For companies, lending caution and higher interest rates will cause problems with debt funding. They may delay some projects, they mean a review of gearing and, in an environment in which equity funding has become difficult and expensive, affected companies may have to sell assets into a weak asset market. The result will be a setback both to real and financial investment markets.
The key to the US economy will be the behaviour of consumers. The question is the impact on confidence and hence on consumption expenditure. Will demand soften and by how much? The housing boom has already collapsed – how low can it go? Will the US go into recession mid-year as some investment banks are suggesting? And even if it does, what impact on the rest of the world?
To my mind, we are certainly seeing a setback to the US economy, but it’s still too early to call a recession.
For Australia, now more dependent on Asia than the US, the question is the impact on the world economy in general and China in particular.
Meanwhile in Australia, the minerals boom is driving investment, employment, incomes, consumer expenditure and output growth.

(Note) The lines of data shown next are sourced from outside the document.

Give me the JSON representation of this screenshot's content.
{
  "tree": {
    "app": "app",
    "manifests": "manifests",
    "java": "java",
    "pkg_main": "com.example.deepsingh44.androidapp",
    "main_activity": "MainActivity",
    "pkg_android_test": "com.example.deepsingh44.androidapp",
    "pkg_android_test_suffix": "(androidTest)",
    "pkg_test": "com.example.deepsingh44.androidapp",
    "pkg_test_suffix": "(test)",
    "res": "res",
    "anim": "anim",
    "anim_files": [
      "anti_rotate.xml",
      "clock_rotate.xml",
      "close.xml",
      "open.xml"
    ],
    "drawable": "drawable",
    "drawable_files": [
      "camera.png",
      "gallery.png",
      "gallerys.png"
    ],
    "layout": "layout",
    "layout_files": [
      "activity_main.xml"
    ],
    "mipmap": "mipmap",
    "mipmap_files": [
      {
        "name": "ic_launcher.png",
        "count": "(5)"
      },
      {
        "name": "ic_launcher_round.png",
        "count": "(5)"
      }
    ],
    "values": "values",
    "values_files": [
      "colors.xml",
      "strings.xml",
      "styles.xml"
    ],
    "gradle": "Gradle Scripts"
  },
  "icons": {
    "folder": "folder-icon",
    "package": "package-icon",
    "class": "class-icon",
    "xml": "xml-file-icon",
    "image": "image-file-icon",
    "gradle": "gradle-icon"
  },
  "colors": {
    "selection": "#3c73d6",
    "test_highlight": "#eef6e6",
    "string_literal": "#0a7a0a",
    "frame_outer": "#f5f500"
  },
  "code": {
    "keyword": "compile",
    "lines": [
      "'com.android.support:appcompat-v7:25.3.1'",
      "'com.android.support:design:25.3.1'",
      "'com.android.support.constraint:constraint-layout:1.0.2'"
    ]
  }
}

The economy is running above sustainable growth levels, and starting to experience demand-inflationary pressure. And the promised tax cuts this year will boost income and consumption, making it worse. For the last five years, a strongly rising Australian dollar has given us a free ride on inflation, offsetting much of the inflationary pressure and delaying the need for interest rate rises. But this year should see inflation running above 3 per cent, at the same time as employment growth leads to a further tightening of the labour market, in particular skilled labour, pressure on wages and further pressure on inflation.
The question is not whether we will see interest rate rises, but how many interest rate rises will be required to contain inflationary pressure through this period of strength.
Recession in the US and the setback to world growth would have a negative impact on Australia but would be more than offset by the current momentum and strength associated with the minerals investment boom.
The net outcome would still be strong growth. More serious for Australia would be an outcome which affected world demand for minerals and commodity prices, but that would take time to impact on growth. Strong growth this year is in the bag.
Certainly, rising risk margins on debt are having an impact, both in financial markets and on the real side of the economy. And commercial property markets have had a dose of this disease, initially in listed equity markets but now spreading to difficulty in funding projects, reassessment of gearing, and sales of assets into a buyers’ market.
The first half of this year should be interesting – expect some softening of yields and project delays. But this will turn out to be an overreaction on the ‘fear’ side of the equation.
In a strong demand market facing limited supply, the real side impacts will be transient. Rising rents will underpin recovery. Once the risk panic is over, risk margins will settle and confidence will return. Banks and investors will come back to what is an attractive ongoing business. Yields will firm and property values have yet to see their peak. Indeed, once we get through the current setback, the next two years will exhibit strong growth.
For the last few years, indeed up to only a few months ago, Australian property fund managers were complaining that there weren’t enough properties in Australia to place the quantum of funds available for property investment, so that they had to look overseas. Interestingly, the move overseas has been their undoing, particularly those highly geared and exposed to the weaker US and UK markets. But Australian property markets have remained strong, minimising the current damage.
The players have been complaining about the lack of good stock available in Australian markets. My suspicion is that the next few months will shake out opportunities not seen for some time. This is a time to get into the market, not out of it, both directly and indirectly.
Dr Frank Gelber is Director and Chief Economist of BIS Shrapnel.